J'ai en effet, Madame la Sénatrice, une vision optimiste de la situation actuelle. Vous indiquez que les scientifiques qui travaillent dans le domaine de l'intelligence artificielle ne semblent pas avoir le souci de faire le bien de l'humanité. À mon sens, la question est fondamentale. Le scientifique - l'économie est une science molle, je reste modeste - ne doit jamais, à mon sens, être politique. Il doit laisser au politique la faculté de décider à quoi servent ses travaux et le soin de porter les valeurs de notre société. Quelle que soit l'époque, il est dangereux de laisser un scientifique faire de la politique : qui est-il pour juger qu'il faut arrêter certains travaux, au prétexte que l'humanité ne serait pas prête pour de telles découvertes ? Sa capacité à faire avancer certains travaux doit le placer dans un lien de sujétion par rapport au politique, c'est-à-dire à l'ensemble de la communauté humaine à laquelle il appartient, laquelle doit définir ses propres valeurs. En revanche, les scientifiques peuvent être amenés à changer de communauté, s'ils ont le sentiment que leur communauté ne leur convient pas.
Je suis personnellement d'un optimisme absolu : des phénomènes incroyables convergent, une évolution scientifique prodigieuse devient disponible au moment même où l'on doit inventer un nouveau modèle. Cette convergence est absolument providentielle. Je ne suis pas pour autant d'un optimisme naïf : ces mouvements entraînent, en réaction, une logique conservatrice extrêmement forte de la part de ceux qui jouaient un rôle dans le système antérieur et qui ne veulent pas perdre leur position privilégiée, illustrant la formule bien connue tirée du roman Le Guépard : il faut que tout change pour que rien ne change.

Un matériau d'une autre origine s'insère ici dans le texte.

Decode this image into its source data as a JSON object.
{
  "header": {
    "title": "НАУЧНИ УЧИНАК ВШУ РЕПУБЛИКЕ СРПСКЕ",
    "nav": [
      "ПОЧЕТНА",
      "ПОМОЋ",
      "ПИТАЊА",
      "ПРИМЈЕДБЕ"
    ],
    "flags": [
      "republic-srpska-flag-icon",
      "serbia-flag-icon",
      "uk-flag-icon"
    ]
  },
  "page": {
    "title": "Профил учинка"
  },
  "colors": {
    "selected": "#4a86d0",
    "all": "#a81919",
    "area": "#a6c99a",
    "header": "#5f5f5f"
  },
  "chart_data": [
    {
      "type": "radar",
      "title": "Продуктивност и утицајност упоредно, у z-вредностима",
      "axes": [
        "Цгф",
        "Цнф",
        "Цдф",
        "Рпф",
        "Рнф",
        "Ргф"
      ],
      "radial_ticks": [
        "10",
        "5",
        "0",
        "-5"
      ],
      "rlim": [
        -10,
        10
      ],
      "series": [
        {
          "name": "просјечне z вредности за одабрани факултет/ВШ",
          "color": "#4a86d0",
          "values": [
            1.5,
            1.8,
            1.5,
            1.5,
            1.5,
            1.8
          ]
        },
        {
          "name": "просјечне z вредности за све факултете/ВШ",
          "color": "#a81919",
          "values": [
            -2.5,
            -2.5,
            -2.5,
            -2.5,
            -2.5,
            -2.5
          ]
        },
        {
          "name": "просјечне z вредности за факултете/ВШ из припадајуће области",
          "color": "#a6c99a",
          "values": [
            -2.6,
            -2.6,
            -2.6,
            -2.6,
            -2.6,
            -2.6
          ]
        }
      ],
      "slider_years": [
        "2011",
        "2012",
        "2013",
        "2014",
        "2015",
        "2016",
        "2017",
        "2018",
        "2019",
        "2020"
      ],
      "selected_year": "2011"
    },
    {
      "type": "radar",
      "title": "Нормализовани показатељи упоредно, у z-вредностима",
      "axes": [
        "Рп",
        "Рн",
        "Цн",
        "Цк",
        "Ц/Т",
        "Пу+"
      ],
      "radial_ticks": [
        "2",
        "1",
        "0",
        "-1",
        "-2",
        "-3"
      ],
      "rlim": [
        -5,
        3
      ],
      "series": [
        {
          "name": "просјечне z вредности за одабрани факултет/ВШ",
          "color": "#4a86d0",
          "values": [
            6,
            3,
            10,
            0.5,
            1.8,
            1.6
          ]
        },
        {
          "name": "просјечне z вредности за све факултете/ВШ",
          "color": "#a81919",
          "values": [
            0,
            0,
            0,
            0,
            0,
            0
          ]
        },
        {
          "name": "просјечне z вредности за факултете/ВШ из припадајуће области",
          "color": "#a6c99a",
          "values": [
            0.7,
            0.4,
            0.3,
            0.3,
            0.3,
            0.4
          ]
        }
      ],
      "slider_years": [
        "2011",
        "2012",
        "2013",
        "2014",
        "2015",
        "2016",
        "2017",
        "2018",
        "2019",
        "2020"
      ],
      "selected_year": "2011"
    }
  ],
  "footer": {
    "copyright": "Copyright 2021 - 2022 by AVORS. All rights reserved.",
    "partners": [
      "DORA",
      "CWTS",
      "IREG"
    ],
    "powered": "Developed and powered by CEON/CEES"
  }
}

Le processus de révolution est tel que l'on peut ressentir la force d'un tel retrait.
Le domaine de la finance obéit à une rationalité limitée, mais jamais un financier ne doit prendre des responsabilités politiques ou stratégiques dans une entreprise. Il y a trente ans, ma thèse avait pour sujet l'influence des financiers sur les décisions stratégiques prises dans les grands groupes français. La finance, comme la science, est une mécanique, un levier formidable au service de ceux qui ont des projets. La question n'est pas de savoir si la finance et la science servent à faire le bon ou à faire le mauvais ; elle est de savoir si une communauté organisée, un pays, une région, une ville, décidera de s'emparer de ces outils pour atteindre une finalité donnée. Ces outils ne doivent pas être conservés pour eux-mêmes : ils ne sont que des outils, qui ne doivent pas être sacralisés.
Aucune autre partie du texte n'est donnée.